The Angel Hotel Race Night – one of the major events of the annual Pershore Plum Festival - has a track record for being a colourful occasion as anyone attending the meeting is invited to dress in purple or plum to acknowledge the delicious Pershore plums.
The festival’s plum-related characters will be present to add their own distinctive splash of colour and entertainment. They include mascot Prunella Plum and her new beau Eggbert the Pershore yellow egg plum making his first appearance at the event.
The Plum Charmer – otherwise known as solicitor Paul Johnson who dresses in robes of papal purple and serenades the plum trees with his clarinet to encourage their production of the fruit - will be there together with Queen Victoria making it a right royal plum event.
And the newly crowned Pershore Plum Princess, 10-year-old Caitlin Hall, who attends Holy Redeemer Catholic School in Pershore, and her attendants, nine-year-old Brooke Quiney and eight-year-old Lilly Attwood, will complete the official festival party.
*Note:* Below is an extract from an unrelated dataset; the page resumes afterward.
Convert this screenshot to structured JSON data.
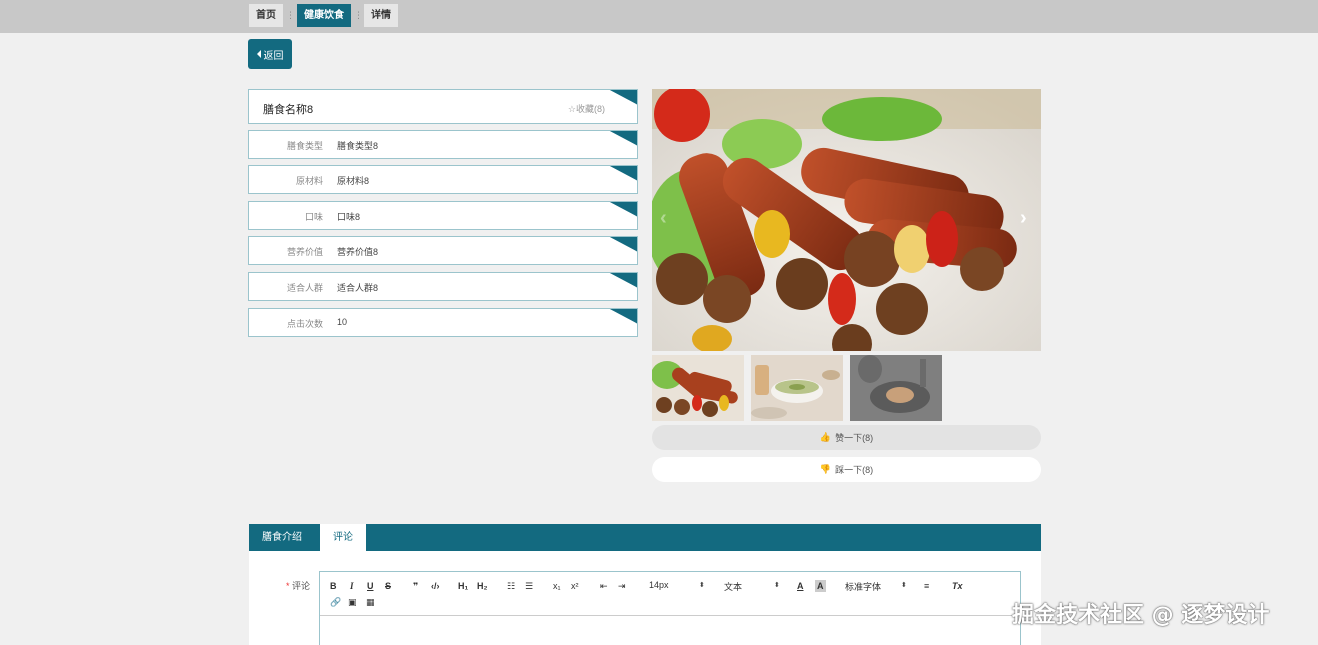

There will also be a competition for the best purple outfit.
The meeting at Worcester Racecourse on Tuesday July 26 includes the Land O’Plums Chase, first run at Pershore races in 1899, the Tiddesley Wood Yellow Egg Plum Handicap and the Pensham Hurdle.
Chairman of the Pershore Plum Festival and Wychavon Tourism Officer Angela Tidmarsh said the race meeting was getting more and more popular each year.
“Word is spreading and, as well as families and individuals, it seems to be attracting interest from businesses wanting to use it as a social event,” said Angela.
“There is every indication that the coach bookings with Dudley’s Coaches, which includes entrance to the race meeting, are up. It is also the first official event for the plum princess and her attendants. They are all really looking forward to it.”
Pershore’s original racecourse was built in 1870 on Weir Meadows and in the early days many of the horses racing at the Pershore meetings were ridden to the town several days in advance and stables at local hotels.
In later years many of the horses and punters came to the town by a special train renamed the Pershore Plum, thanks to pressure from the National Farmers Union in Worcester.
The original course was prone to flooding due to its location near the River Avon and it was moved to a new site closer to the town’s railway station.
However the new racecourse became an army training camp in 1939 and never reopened. The Land O’Plums Chase was confined to history until its revival at Worcester Racecourse in 2010.
• The meetings at the new racecourse attracted some of the best jockeys of the 1930s including seven times champion jockey Gerry Wilson.
• In 1937, a teenage American jockey called Bruce Hobbs burst onto the British scene with three winners at Pershore. The following year, only three weeks after his 17th birthday, he went on to become the youngest winner of the Grand National, riding the 40/1 shot Battleship.
• Keith Piggott, Lester Piggott's father also raced there, as did Jack Anthony who won the Grand National three times, went on to become a trainer and won Cheltenham Gold Cup in 1929 and 1930.